Tapi, sebelum aku sampai di dapur, kulihat Bi Inah sedang mengiris bawang. Aneh, biasanya dia jam segini sudah tidur. Sengaja aku bersembunyi di balik dinding. Aku benar-benar curiga kalau itu bukan Bi Inah. Sebab, dia mengiris bawang dengan tidak wajar. Ia menggerakkan pisau layaknya memotong daging. Pisau itu dihentak-hentakkan dengan keras, padahal cuma bawang.

Dan, benar saja. Saat Bi Inah berpindah tempat untuk meraih sesuaut, dia tidak berjalan. Ia justru meloncat-loncar seperti pocong. Wajahnya juga sangat datar dan tatapannya kosong. Sumpah! Bulu kudukku merinding.

"Bram, kamu lagi ngapain?" Suara bapak mengagetkanku.

"Duh, bapak bikin kaget saja, Pak, lihat Bi Inah! Kayaknya keserupan deh."

"Mana?" tanya ayah.

Mataku kembali melihat semula Bi Inah berada. Anehnya, tidak ada siap-siapa di dapur. Pandanganku mencoba menyisir setiap sudut dapur. Tak ada. Bi Inah menghilang begitu saja.

"Ah, kamu ngehayal aja, Bram."

Bapak menepuk kepalaku dengan koran yang ia pegang. Ia lalu balik badan dan pergi ke kamar.

Bukan hanya kejadian ganjil malam itu saja. Ada yang lebih gila. Itu terjadi di kamar mandi saat aku sedang mencuci muka. Pintu kamar mandi tiba-tiba diketuk dari luar tanpa ada suara yang memanggil.

Ketika kubuka pintunya, kutemukan sebuah tali putih terbuat dari kain seukuran satu meter. Tali itu kusut dan begitu kotor. Bahkan, tali itu juga menyembulkan bau busuk. Aku curiga kalau itu adalah tali dari kain kafan.
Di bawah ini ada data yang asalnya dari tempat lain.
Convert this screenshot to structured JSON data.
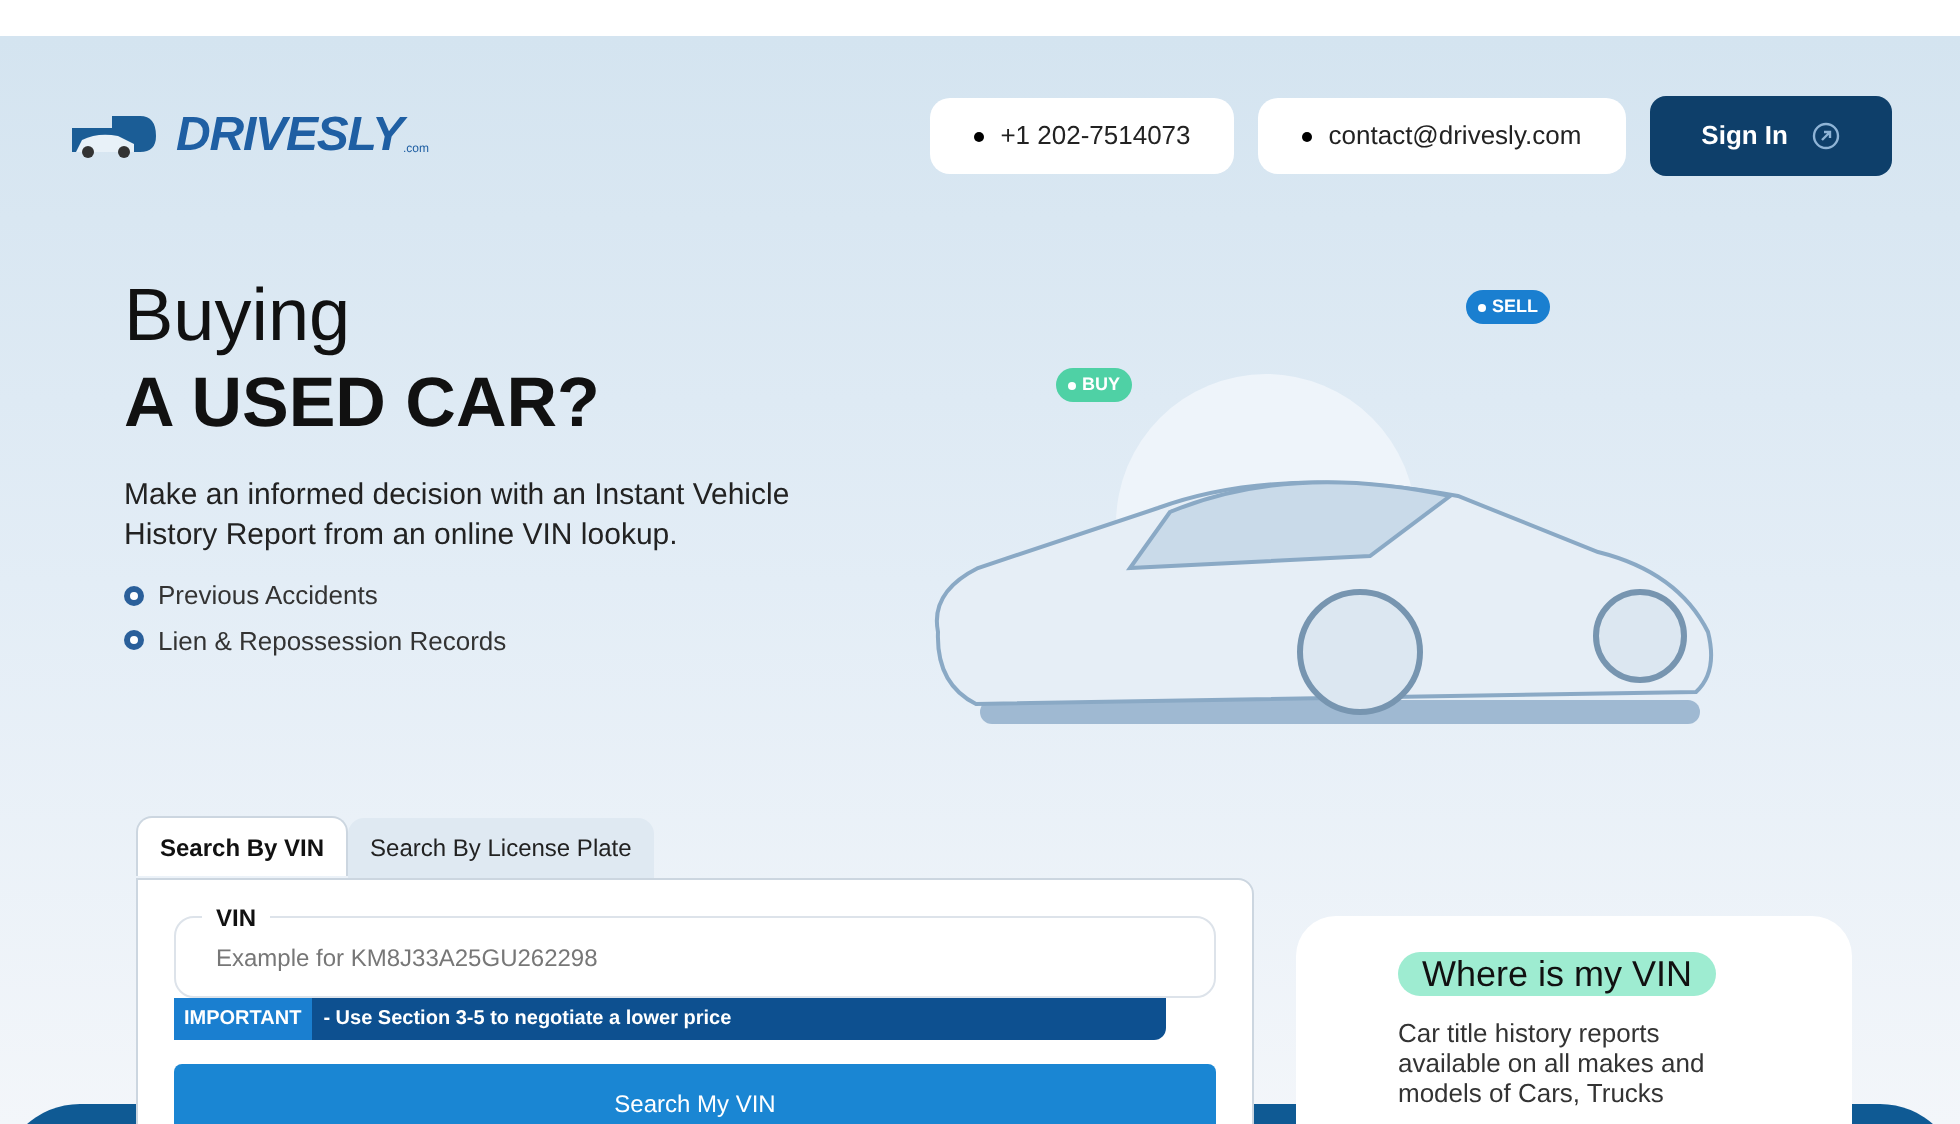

Satu hal lagi yang membuatku sangat takut dan cems. Suatu hari, saat aku sedang berjalan di lorong rumah sakit waktu itu sedang menjenguk tante yang sakit ada seorang anak perempuan. Kutaksir, umurnya sekitar sepuluh tahunan. Ia terlihat tengah duduk di atas kursi roda. Saat aku melintar di depannya, ia justru menangis sejadi-jadinya. Jarinya menunjuk-nunjuk ke arahku.

"Pocong...! Pocong...! Pocong...!" Ia menangis, lalu mengamuk. Tanpa menghentikan tangisnya, ia menyuruhku pergi dari hadapannya.

Hal itu membuatku bingung. Aku menoleh ke belakang. Tak ada siapa-siapa. Kulihat sekeliling, tak ada siapa-siapa juga. Tak kutemukan siapa pun, apalagi sosok pocong seperti yang dikatakan bocah itu.

Semua kejadian itu begitu ganjil bagiku. Dan, yang paling mengganggu, kenapa badanku semakin hari semakin berat saja? Seperti ada sesuatu yang menimpa bahuku. Bahkan, terkadang sekujur tubuhku juga terasa panas.